Nous sommes très fiers de vous annoncer que DNArchi est de retour avec une équipe augmentée ; tout en restant en lien étroit avec les fondatrices de la revue, Aurélie de Boissieu, Samia Ben Rajeb et Marion Roussel, un nouveau comité de rédaction composé d’Églantine Bigot-Doll, Julie Milovanovic, Joaquim Silvestre, Adeline Stals et Louis Vitalis a fait évoluer depuis quelques mois déjà ce projet. Une étape importante est la création de l’association DNArchi qui officialise son existence ainsi que son comité de lecture.

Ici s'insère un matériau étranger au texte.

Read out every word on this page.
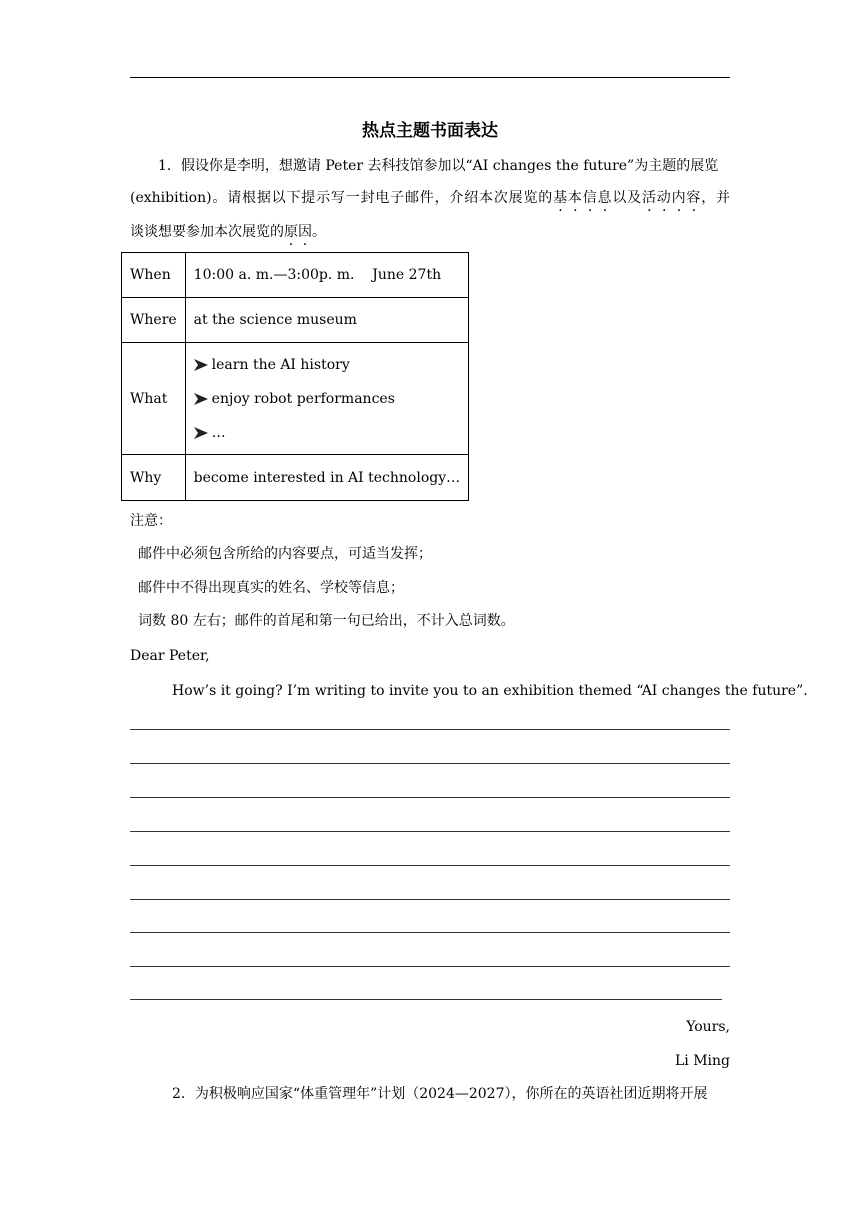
热点主题书面表达
1．假设你是李明，想邀请 Peter 去科技馆参加以“AI changes the future”为主题的展览
(exhibition)。请根据以下提示写一封电子邮件，介绍本次展览的基本信息以及活动内容，并
谈谈想要参加本次展览的原因。
When	10:00 a. m.—3:00p. m.    June 27th
Where	at the science museum
What	learn the AI history
enjoy robot performances
…

Why	become interested in AI technology…
注意：
邮件中必须包含所给的内容要点，可适当发挥；
邮件中不得出现真实的姓名、学校等信息；
词数 80 左右；邮件的首尾和第一句已给出，不计入总词数。
Dear Peter,
How’s it going? I’m writing to invite you to an exhibition themed “AI changes the future”.
Yours,
Li Ming
2．为积极响应国家“体重管理年”计划（2024—2027），你所在的英语社团近期将开展
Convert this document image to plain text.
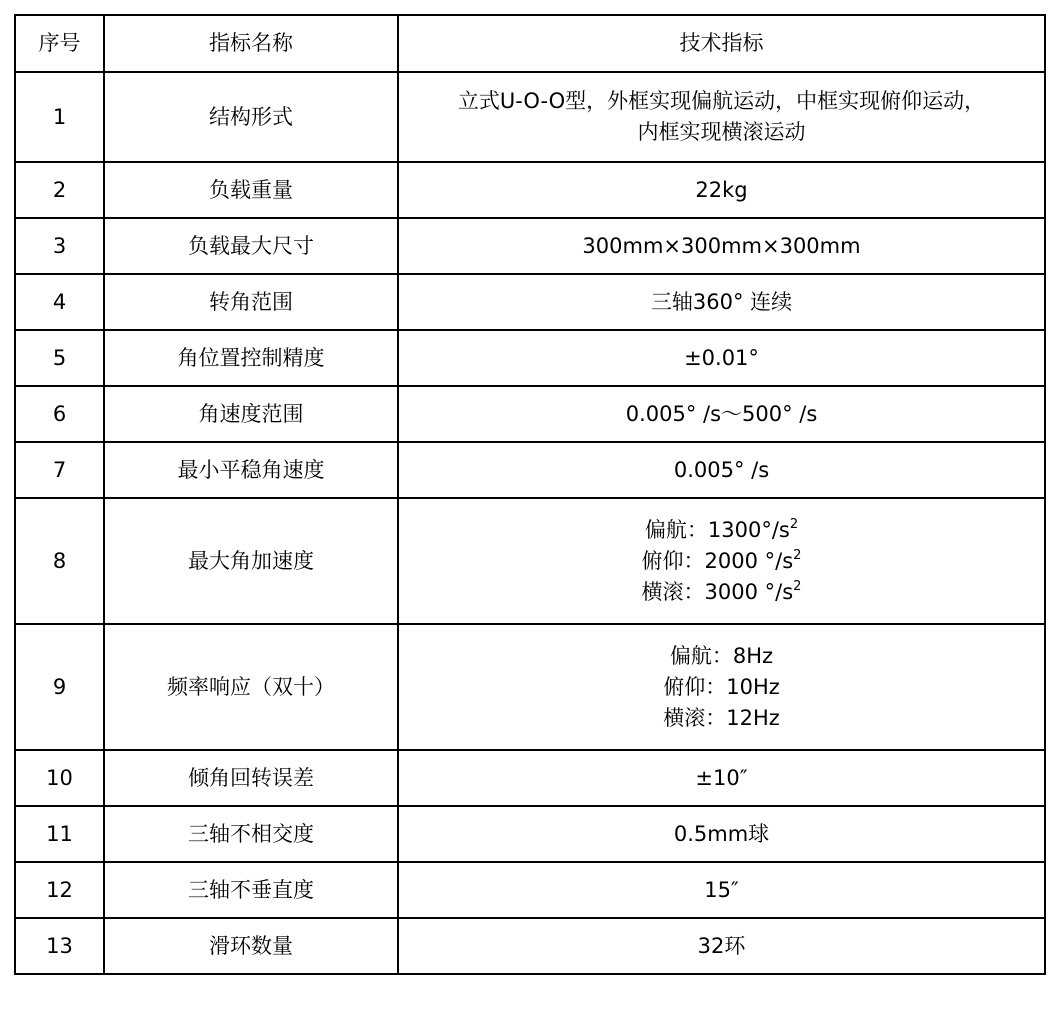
序号	指标名称	技术指标
1	结构形式	立式U-O-O型，外框实现偏航运动，中框实现俯仰运动，
内框实现横滚运动

2	负载重量	22kg
3	负载最大尺寸	300mm×300mm×300mm
4	转角范围	三轴360° 连续
5	角位置控制精度	±0.01°
6	角速度范围	0.005° /s～500° /s
7	最小平稳角速度	0.005° /s
8	最大角加速度	偏航：$1300^\circ/s^2$
俯仰：2000 $^\circ/s^2$
横滚：3000 $^\circ/s^2$

9	频率响应（双十）	偏航：8Hz
俯仰：10Hz
横滚：12Hz

10	倾角回转误差	±10″
11	三轴不相交度	0.5mm球
12	三轴不垂直度	15″
13	滑环数量	32环
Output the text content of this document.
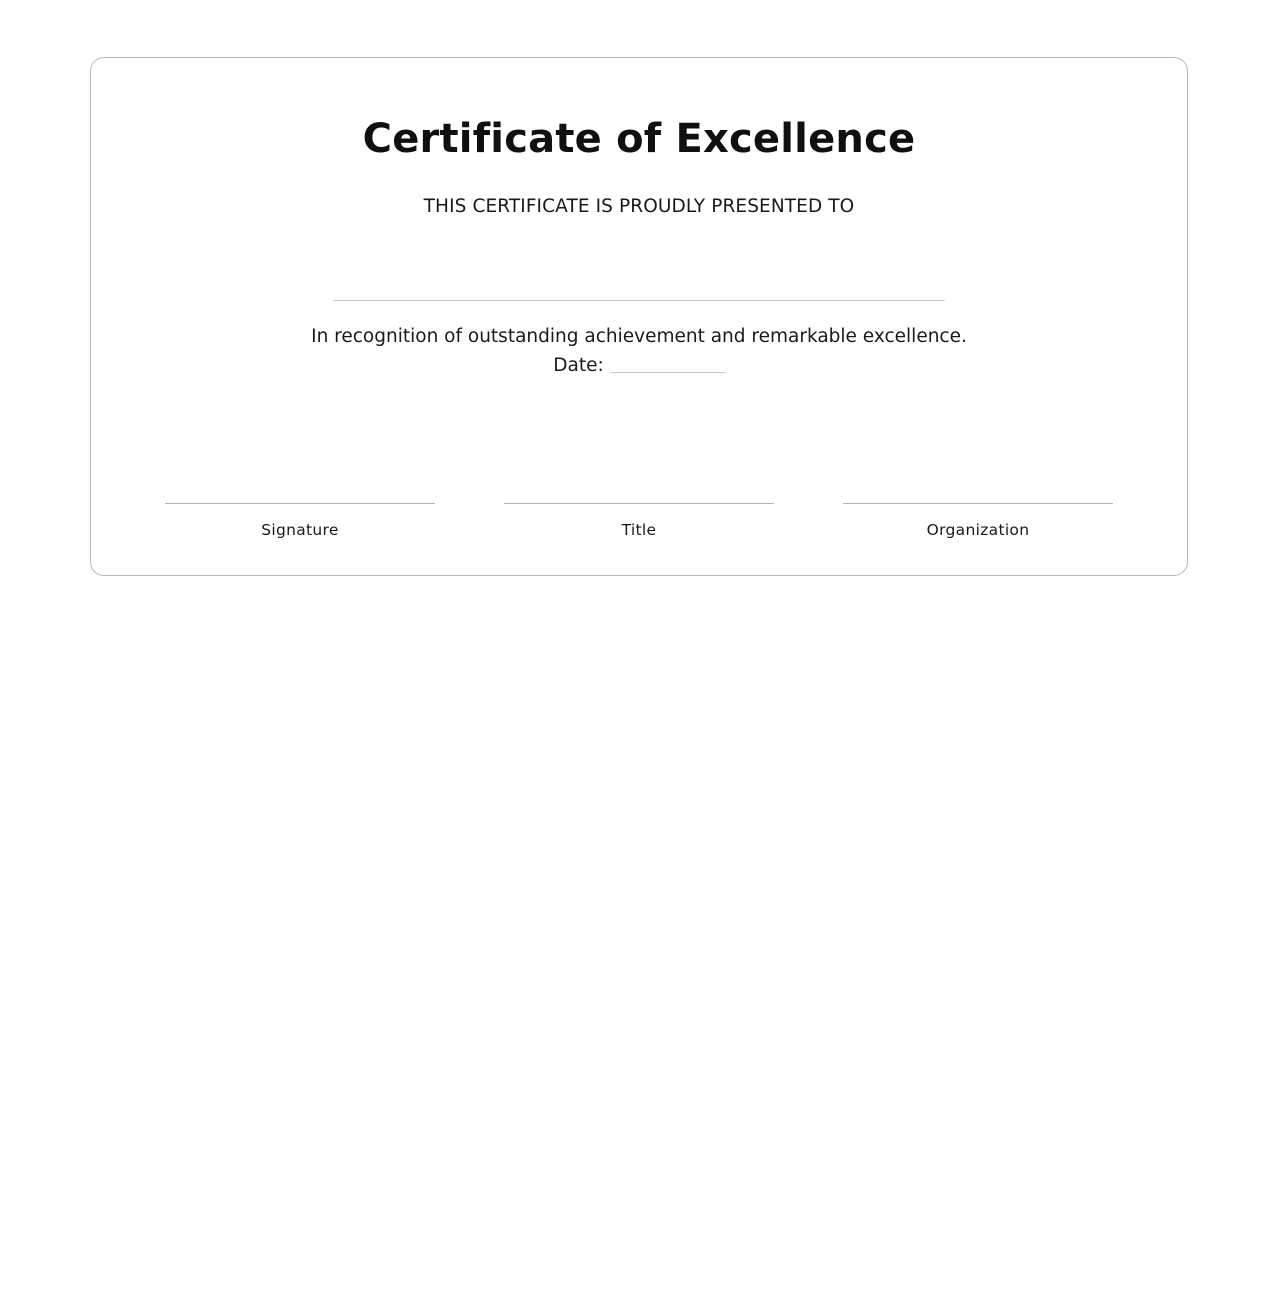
Certificate of Excellence

THIS CERTIFICATE IS PROUDLY PRESENTED TO

In recognition of outstanding achievement and remarkable excellence.

Date:

Signature	Title	Organization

Cette reprise est l’occasion de réaffirmer un projet éditorial qui intègre les acquis de DNArchi, et affronte de nouveaux enjeux sur la réflexion autour de la conception architecturale numérique. Bref, de regarder le chemin parcouru pour mieux envisager le chemin à parcourir…

 

DNArchi depuis 2011…

Depuis sa création, DNArchi a exploré la culture du numérique en architecture par différents thèmes et avec des articles notamment signés de Philippe Morel, Jean-Pierre Peneau, Livio de Luca, Francesco Cingolani… on peut prendre la mesure de cette trajectoire accumulative par plusieurs questions :

> La question morphologique ; l’introduction du numérique dans les processus de conception architecturale a bouleversé la culture architecturale, c’est entendu. De nouvelles notions ont d’ailleurs fait leur apparition dans le langage architectural et il fallait faire un travail de définition : que sont les blobs, le smooth ou les metaballs… ? Les explorations formelles de différents architectes d’avant-garde font partie d’une histoire de l’architecture qu’il fallait participer à écrire, en revenant sur les figures emblématiques d’une avant-garde telles les plis et formes fluides de Greg Lynn ou encore la transarchitecture de Marcos Novak… jusqu’à presque faire exploser par dépassement la question de la forme avec l’idée d’une architecture liquide inspirée par le cyberespace d’écrivain de science-fiction comme William Gibson. Cette culture architecturale s’inspirant abondamment de philosophes, il était intéressant de revenir sur certaines distinctions théoriques dans ce contexte. Ainsi en va t-il des termes de virtuel, actuel, potentiel et de leur répercussion dans la création architecturale.  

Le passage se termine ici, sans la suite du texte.